HISTORY AND ADMISSION FINDINGS

A 49-year-old man with loss of performance, ventricular ectopy and left bundle branch block was referred for diagnostic workup. He had dysmorphic skeletal features with shortening and muscular atrophy of arm and leg and syndactylia.

INVESTIGATIONS

Echocardiography revealed peculiar hypertrabeculation of left ventricular myocardium which was confirmed by cardiac magnetic resonance imaging. Therefore a diagnosis of non-compaction cardiomyopathy was made. Holter monitoring showed non-sustained ventricular tachycardia, coronary heart disease was excluded by coronary angiography. TREATMENT AUND COURSE: The patient received optimal heart failure drug therapy.
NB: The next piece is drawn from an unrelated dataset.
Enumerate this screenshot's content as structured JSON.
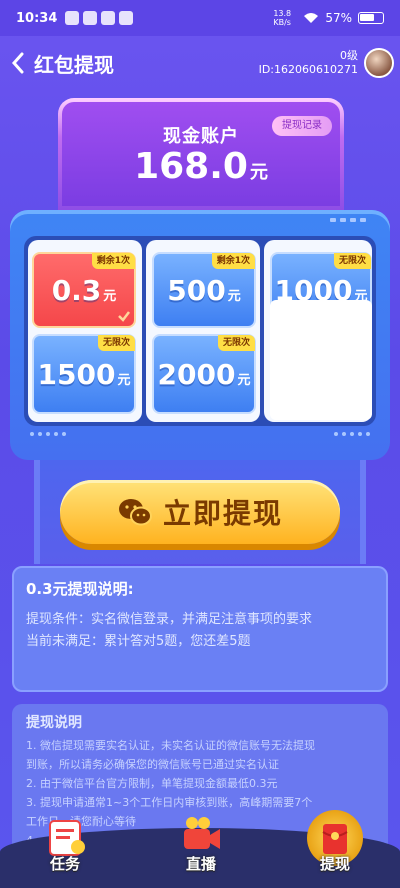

Because of malignant ventricular ectopy a biventricular ICD system (CRT-D system) was implanted. Signs and symptoms of heart failure have been stable for four years (NYHA-class II). Repeated sustained ventricular tachycardia were terminated by ICD overstimulation. A history of inadequate ICD shocks was due to incompliance of the patient regarding beta blocker use.

CONCLUSION

Non-compaction cardiomyopathy is a rare but characteristic cause of heart failure which is associated with potential malignant arryhthmias. Diagnosis is based on echocardiographic workup with typical features. However, because of its low prevalence and awareness deficits in the medical community, non-compaction cardiomyopathy probably is diagnosed too late and not frequently enough.